Disclaimer: This post may contain affiliate links.

About Katie

Katie is a licensed, credentialed and certified pediatric speech-language pathologist and mom to three (5, 3 and 9 months). Her passion about educating, inspiring and empowering parents of children with all abilities led her to start her blog Playing With Words 365 where she shares information about speech and language development, therapy ideas and tips, intervention strategies and a little about her family life too. Katie has been working in the field of speech pathology for 9 years and is certified in The Hanen Centre’s It Takes Two to Talk ® and Target Word ® programs and holds a certificate in Applied Behavior Analysis (ABA). In addition to blogging and being a mommy, Katie works part time in her small private practice in the San Francisco Bay Area. You can follow her on Facebook, Pinterest and Twitter.

Comments

  1. Very nicely explained. :)

  2. Herbert says:

    Best ever explanation of the difference between the two.

  3. Thanks a LOT dear

  4. Very informative and lucidly put. Thank you!

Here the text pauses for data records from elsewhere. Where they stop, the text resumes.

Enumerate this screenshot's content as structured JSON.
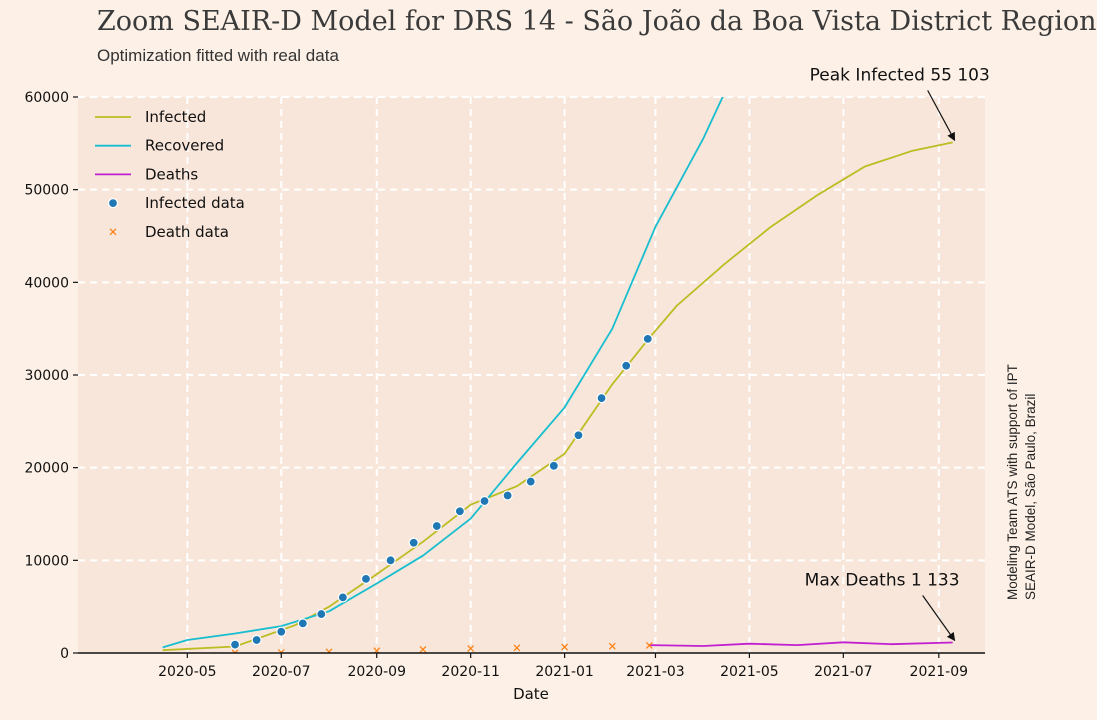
{
  "chart_data": {
    "type": "line",
    "title": "Zoom SEAIR-D Model for DRS 14 - São João da Boa Vista District Region",
    "subtitle": "Optimization fitted with real data",
    "xlabel": "Date",
    "ylabel": "",
    "side_note": [
      "Modeling Team ATS with support of IPT",
      "SEAIR-D Model, São Paulo, Brazil"
    ],
    "xlim": [
      "2020-02-20",
      "2021-10-01"
    ],
    "ylim": [
      0,
      60000
    ],
    "grid": true,
    "legend_position": "top-left",
    "x_ticks": [
      "2020-05",
      "2020-07",
      "2020-09",
      "2020-11",
      "2021-01",
      "2021-03",
      "2021-05",
      "2021-07",
      "2021-09"
    ],
    "y_ticks": [
      0,
      10000,
      20000,
      30000,
      40000,
      50000,
      60000
    ],
    "colors": {
      "infected": "#bcbd22",
      "recovered": "#17becf",
      "deaths": "#c020d0",
      "infected_data": "#1f77b4",
      "death_data": "#ff7f0e",
      "grid": "#ffffff",
      "plot_bg": "#f8e6da"
    },
    "series": [
      {
        "name": "Infected",
        "style": "line",
        "x": [
          "2020-04-15",
          "2020-06-01",
          "2020-07-10",
          "2020-08-01",
          "2020-09-01",
          "2020-10-01",
          "2020-11-01",
          "2020-12-01",
          "2021-01-01",
          "2021-02-01",
          "2021-02-25",
          "2021-03-15",
          "2021-04-15",
          "2021-05-15",
          "2021-06-15",
          "2021-07-15",
          "2021-08-15",
          "2021-09-10"
        ],
        "y": [
          300,
          700,
          3000,
          5000,
          8500,
          12000,
          16000,
          18000,
          21500,
          29000,
          34000,
          37500,
          42000,
          46000,
          49500,
          52500,
          54200,
          55103
        ]
      },
      {
        "name": "Recovered",
        "style": "line",
        "x": [
          "2020-04-15",
          "2020-05-01",
          "2020-06-01",
          "2020-07-01",
          "2020-08-01",
          "2020-09-01",
          "2020-10-01",
          "2020-11-01",
          "2020-12-01",
          "2021-01-01",
          "2021-02-01",
          "2021-03-01",
          "2021-04-01",
          "2021-04-15"
        ],
        "y": [
          600,
          1400,
          2100,
          2900,
          4500,
          7500,
          10500,
          14500,
          20500,
          26500,
          35000,
          46000,
          55500,
          60500
        ]
      },
      {
        "name": "Deaths",
        "style": "line",
        "x": [
          "2021-02-25",
          "2021-04-01",
          "2021-05-01",
          "2021-06-01",
          "2021-07-01",
          "2021-08-01",
          "2021-09-10"
        ],
        "y": [
          850,
          750,
          1000,
          850,
          1150,
          950,
          1133
        ]
      },
      {
        "name": "Infected data",
        "style": "marker",
        "x": [
          "2020-06-01",
          "2020-06-15",
          "2020-07-01",
          "2020-07-15",
          "2020-07-27",
          "2020-08-10",
          "2020-08-25",
          "2020-09-10",
          "2020-09-25",
          "2020-10-10",
          "2020-10-25",
          "2020-11-10",
          "2020-11-25",
          "2020-12-10",
          "2020-12-25",
          "2021-01-10",
          "2021-01-25",
          "2021-02-10",
          "2021-02-24"
        ],
        "y": [
          900,
          1400,
          2300,
          3200,
          4200,
          6000,
          8000,
          10000,
          11900,
          13700,
          15300,
          16400,
          17000,
          18500,
          20200,
          23500,
          27500,
          31000,
          33900
        ]
      },
      {
        "name": "Death data",
        "style": "marker",
        "x": [
          "2020-06-01",
          "2020-07-01",
          "2020-08-01",
          "2020-09-01",
          "2020-10-01",
          "2020-11-01",
          "2020-12-01",
          "2021-01-01",
          "2021-02-01",
          "2021-02-25"
        ],
        "y": [
          20,
          60,
          130,
          250,
          380,
          480,
          560,
          640,
          740,
          820
        ]
      }
    ],
    "annotations": [
      {
        "text": "Peak Infected 55 103",
        "x": "2021-09-10",
        "y": 55103
      },
      {
        "text": "Max Deaths 1 133",
        "x": "2021-09-10",
        "y": 1133
      }
    ]
  }
}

  5. Thanks a lot a well prepared comments

  6. Emma Juliet says:

    Thanks for this!. I”m a school student conducting research for a Home Ec project on Speech and Language Development, which accounts for 15 % of my end of year state of exams. I would be delighted if you could offer any advice etc.

  7. Added this to my blog as an “info” link. Thanks!
    PK recently posted..(Heavy Sarcasm Ahead) The Autism Speaks “Truth Be Told” Fund DriveMy Profile

  8. My daughter when she was two could label about 200 items, but could not for the life of her communicate. If she wanted something on the counter that she could not reach, she would throw herself on the ground and cry until I picked up the right item and it was in her hot little hand, leaving me often guessing and handing her multiple items before I gave her the correct one. No non-verbal communication either like pointing or reaching. However, once the item was in her hand, she would label it correctly, e.g., “water” or “cup.” So there was speech with no communication. Thankfully those days are over, and she is now 11 and able to share with me just have unhappy her pre-teen self is with her embarrassing mother. :)

    • Tara, yes you absolutely can have speech without communication! I am happy to hear those, I am sure frustrating, days are behind you! Thanks for your comment!

  9. Sabrina dos Anjos says:

    I’m from Brazil, and your texts are helping me a lot! Thank you so much for sharing your knowledge.